Once you decide to plan seven days at a time, you will find that there is a very effective way to plan a week: in threes. Here’s what I mean. Take a simple 3x5 note card at the beginning of the week and write down the three main things you propose to accomplish that week. Choose three serious goals that are not matters of your common routine – for example, “go shopping” is not a goal, it’s a routine! The three goals have to be something about which you will experience a deep sense of accomplishment when you look back on them seven days hence. They don’t necessarily have to be arduous or earth-shattering goals, but they have to address substantial issues, meaningful activities, or things that you have put off for some time. Then set your mind to accomplishing those three things – and only those three things – in amidst all the routine things you must do that week.
On the back of that same card write any number of other, secondary, goals that you may wish to accomplish once the three main goals are completed. If you get your three main goals finished in four days or five, you have the rest of the week as a grace period to start whittling away at the others. And everyone likes grace periods. They remind us that time is grace and that everything God gives us is grace. That’s a good way to think and live.

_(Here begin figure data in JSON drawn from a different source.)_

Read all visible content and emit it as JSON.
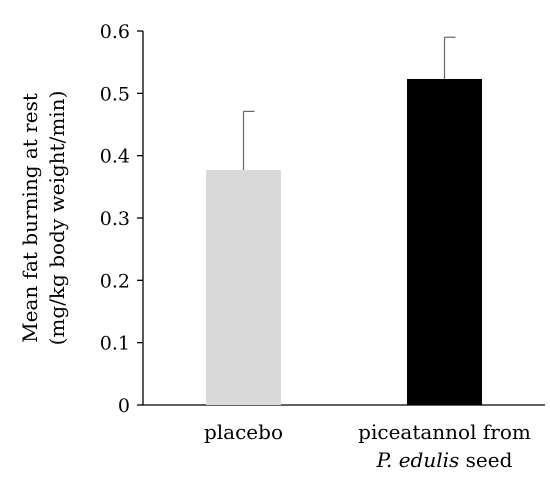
{
  "chart_data": {
    "type": "bar",
    "title": "",
    "xlabel": "",
    "ylabel": [
      "Mean fat burning at rest",
      "(mg/kg body weight/min)"
    ],
    "ylim": [
      0,
      0.6
    ],
    "yticks": [
      "0",
      "0.1",
      "0.2",
      "0.3",
      "0.4",
      "0.5",
      "0.6"
    ],
    "grid": false,
    "categories": [
      {
        "lines": [
          [
            "placebo"
          ]
        ]
      },
      {
        "lines": [
          [
            "piceatannol from"
          ],
          [
            {
              "text": "P. edulis",
              "italic": true
            },
            " seed"
          ]
        ]
      }
    ],
    "values": [
      0.377,
      0.523
    ],
    "errors": [
      0.094,
      0.067
    ],
    "colors": [
      "#d9d9d9",
      "#000000"
    ]
  }
}
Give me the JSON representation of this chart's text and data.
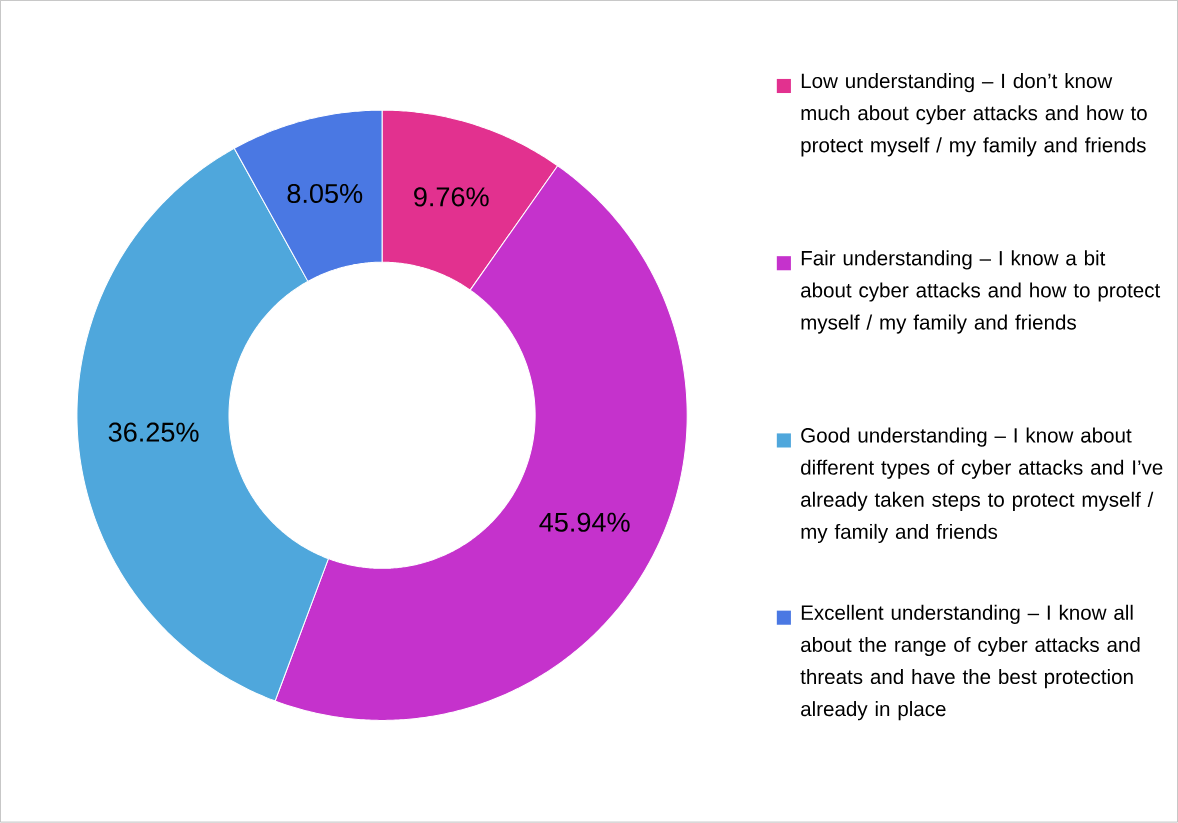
{
  "chart_data": {
    "type": "donut",
    "categories": [
      "Low understanding – I don’t know much about cyber attacks and how to protect myself / my family and friends",
      "Fair understanding – I know a bit about cyber attacks and how to protect myself / my family and friends",
      "Good understanding – I know about different types of cyber attacks and I’ve already taken steps to protect myself / my family and friends",
      "Excellent understanding – I know all about the range of cyber attacks and threats and have the best protection already in place"
    ],
    "values": [
      9.76,
      45.94,
      36.25,
      8.05
    ],
    "value_labels": [
      "9.76%",
      "45.94%",
      "36.25%",
      "8.05%"
    ],
    "colors": [
      "#e2318f",
      "#c532cc",
      "#4fa7dc",
      "#4a78e3"
    ],
    "legend": "right"
  }
}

On Sunday, the Lord’s Day, sit down for a brief period of time with your 3x5 card and evaluate your performance. Did you actually accomplish your three goals? If not, why? What do you need to change in your life in order to get just three significant things done every week? If so, did you do them well? Did you give glory to God in their accomplishment? Who has benefitted from your sacrifice? Your Sunday evaluation should be filled with such questions about quality and real benefit in order to break the “tyranny of the urgent.” Based upon your evaluation, then, take a few moments to reflect upon three follow-up goals for the coming week and write them down on a new 3x5 card.
Seven days. Three goals. This plan is better than New Year’s resolutions, which we all forget about sooner than later. Yearly goals also suffer the loss of the healthy accountability of a weekly evaluation – the very thought of 365 days of goal accomplishment can be overwhelming. There is the added emotional benefit of this system too: every week is literally a “new week.”
Now, something occurs to me: seven and three are biblical “perfect numbers.” Well, if they’re good enough for God, they’re good enough for me.